Джеффри обернулся, решив, что сумел справиться с эмоциями.
– Ты права.
Лилиан расслабилась и на несколько секунд закрыла глаза, после чего вновь включила свой прагматичный ум и холодный расчет, перейдя прямо к делу.
– Я не понимаю, почему, если они все время обменивались неподписанными зашифрованными посланиями, последнее сообщение от твоего отца не было зашифровано, к тому же снабжено его печатью. Тебе не кажется, что его просто подставили?
Джеффри нахмурился, взял письмо, о котором шла речь, и внимательно еще раз изучил.
– Нет, – сказал он наконец. – Это определенно почерк отца.
– Но тогда какой во всем этом смысл? – Она ненадолго замолчала, потом задумчиво проговорила: – И что случилось с сокровищем? В бумагах ничего нет, а те, кому могло быть что-то известно, давно мертвы.
– Кто знает… – Слова вырвались сами собой, но Джеффри уже мысленно сказал себе, что Лилиан имеет право знать все. Ему может быть отвратительна ее тактика, но теперь он лучше понимал ее мотивы, тем более сейчас, когда существовала вероятность, что его отца тоже убили. – Сядь, пожалуйста.
Лилиан подчинилась, и он рассказал ей о шантаже, ничего не утаивая. Она слушала молча и очень внимательно. Странно, но Джеффри ни на секунду не усомнился, что поступает правильно: так делятся проблемами с другом или… с любимой женщиной. Только он знал, что чувства ненастоящие. Будь она проклята за то, что украла его веру!
– Значит, тот, кто вломился в мой дом, вполне мог быть шантажистом, – заключила Лилиан.
– Скорее кто-то из его подельников. Я все никак не мог понять, почему его угрозы столь туманны. Видимо, у него нет надежных доказательств или ему известна лишь часть истории, однако он надеется, что и этого окажется достаточно, поскольку я пожелаю сохранить репутацию.
Лилиан забарабанила пальцами по столу, и в ее голосе появилась надежда.
– Да, но не исключено, что ему известна как раз та часть истории, которая неизвестна нам. Ты мог бы вспомнить, как он выглядел? Я попробую описать того грабителя, но не знаю, чем это тебе поможет, если он действовал по указанию шантажиста.
Джеффри расправил плечи: может быть, у него появятся хотя бы крохи новой информации.
– Ты его видела?
Лилиан поморщилась.
– Не скажу, что хорошо: мы в некотором роде… боролись.
Джеффри постарел на десять лет, пока слушал ее рассказ. Ее же могли убить! Вот если бы они были в браке, то по крайней мере ей не пришлось бы лично вступать в поединки с бандитами. Граф невесело усмехнулся.

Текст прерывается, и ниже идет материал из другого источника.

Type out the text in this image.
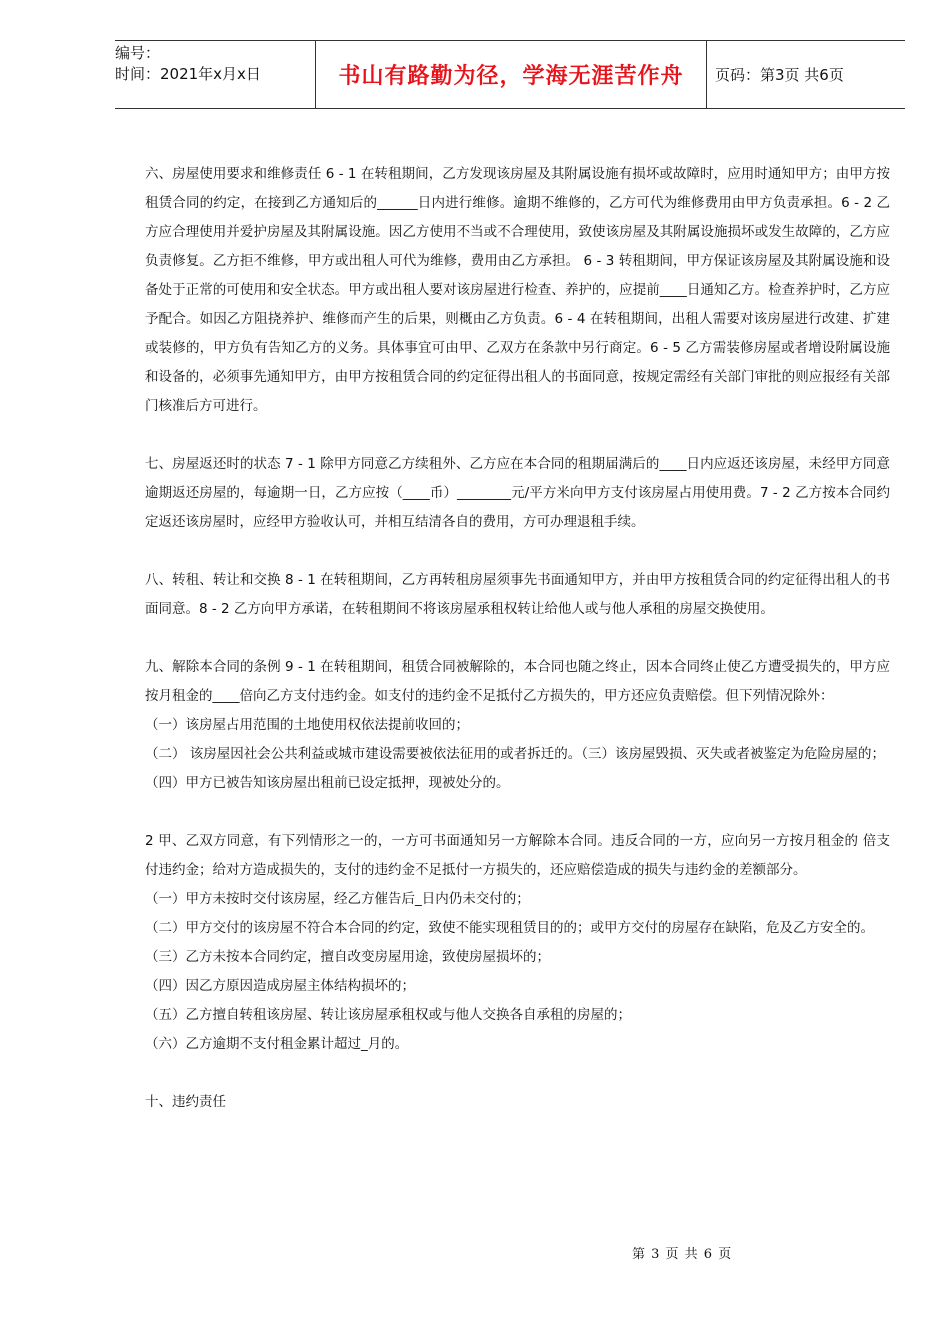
编号：
时间：2021年x月x日	书山有路勤为径，学海无涯苦作舟	页码：第3页 共6页

六、房屋使用要求和维修责任 6 - 1 在转租期间，乙方发现该房屋及其附属设施有损坏或故障时，应用时通知甲方；由甲方按租赁合同的约定，在接到乙方通知后的______日内进行维修。逾期不维修的，乙方可代为维修费用由甲方负责承担。6 - 2 乙方应合理使用并爱护房屋及其附属设施。因乙方使用不当或不合理使用，致使该房屋及其附属设施损坏或发生故障的，乙方应负责修复。乙方拒不维修，甲方或出租人可代为维修，费用由乙方承担。 6 - 3 转租期间，甲方保证该房屋及其附属设施和设备处于正常的可使用和安全状态。甲方或出租人要对该房屋进行检查、养护的，应提前____日通知乙方。检查养护时，乙方应予配合。如因乙方阻挠养护、维修而产生的后果，则概由乙方负责。6 - 4 在转租期间，出租人需要对该房屋进行改建、扩建或装修的，甲方负有告知乙方的义务。具体事宜可由甲、乙双方在条款中另行商定。6 - 5 乙方需装修房屋或者增设附属设施和设备的，必须事先通知甲方，由甲方按租赁合同的约定征得出租人的书面同意，按规定需经有关部门审批的则应报经有关部门核准后方可进行。

七、房屋返还时的状态 7 - 1 除甲方同意乙方续租外、乙方应在本合同的租期届满后的____日内应返还该房屋，未经甲方同意逾期返还房屋的，每逾期一日，乙方应按（____币）________元/平方米向甲方支付该房屋占用使用费。7 - 2 乙方按本合同约定返还该房屋时，应经甲方验收认可，并相互结清各自的费用，方可办理退租手续。

八、转租、转让和交换 8 - 1 在转租期间，乙方再转租房屋须事先书面通知甲方，并由甲方按租赁合同的约定征得出租人的书面同意。8 - 2 乙方向甲方承诺，在转租期间不将该房屋承租权转让给他人或与他人承租的房屋交换使用。

九、解除本合同的条例 9 - 1 在转租期间，租赁合同被解除的，本合同也随之终止，因本合同终止使乙方遭受损失的，甲方应按月租金的____倍向乙方支付违约金。如支付的违约金不足抵付乙方损失的，甲方还应负责赔偿。但下列情况除外：

（一）该房屋占用范围的土地使用权依法提前收回的；

（二） 该房屋因社会公共利益或城市建设需要被依法征用的或者拆迁的。（三）该房屋毁损、灭失或者被鉴定为危险房屋的；

（四）甲方已被告知该房屋出租前已设定抵押，现被处分的。

2 甲、乙双方同意，有下列情形之一的，一方可书面通知另一方解除本合同。违反合同的一方，应向另一方按月租金的 倍支付违约金；给对方造成损失的，支付的违约金不足抵付一方损失的，还应赔偿造成的损失与违约金的差额部分。

（一）甲方未按时交付该房屋，经乙方催告后_日内仍未交付的；

（二）甲方交付的该房屋不符合本合同的约定，致使不能实现租赁目的的；或甲方交付的房屋存在缺陷，危及乙方安全的。

（三）乙方未按本合同约定，擅自改变房屋用途，致使房屋损坏的；

（四）因乙方原因造成房屋主体结构损坏的；

（五）乙方擅自转租该房屋、转让该房屋承租权或与他人交换各自承租的房屋的；

（六）乙方逾期不支付租金累计超过_月的。

十、违约责任

第 3 页 共 6 页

– Знаешь, вчера в какой-то момент я подумал, что ты работаешь в паре с шантажистом – ищешь информацию, которую можно использовать для вымогательства.
Лилиан покраснела.
– Полагаю, это простительно, тем более что я вначале тоже тебя подозревала: считала, что твоя семья повинна в смерти моего отца, – но теперь понимаю, что, даже если так оно и было, ты ничего об этом не знал. – Она скрестила руки на груди и задумчиво проговорила: – Надо же, мы оба были правы относительно друг друга и в то же время так бесконечно далеки от истины.
Джеффри не мог не оставить ее слова без внимания. Существует ли вероятность, что он ошибается относительно нее сейчас? Одна лишь мысль, что кто-то мог убить отца, наполнила его такой яростью, что теперь он мог понять мотивы Лилиан. Но не делает ли это ее такой же, как его мать?
Он украдкой взглянул на Лилиан: даже глубокие тени под глазами не делали ее менее прекрасной. Жаль, что красота эта лишь внешняя, а внешность, как известно, обманчива. Ради того, чтобы получить нужную информацию, она готова манипулировать людьми, причинять боль.
Тем не менее Джеффри не мог отрицать присутствия в комнате мощной чувственной энергии: он ощутил это в тот самый миг, когда открыл глаза и увидел ее перед собой. Он пребывал в смятении: слишком много всего на него свалилось и слишком быстро.
«Я исчезну. И ты никогда ничего обо мне не услышишь. Если, конечно, этого хочешь».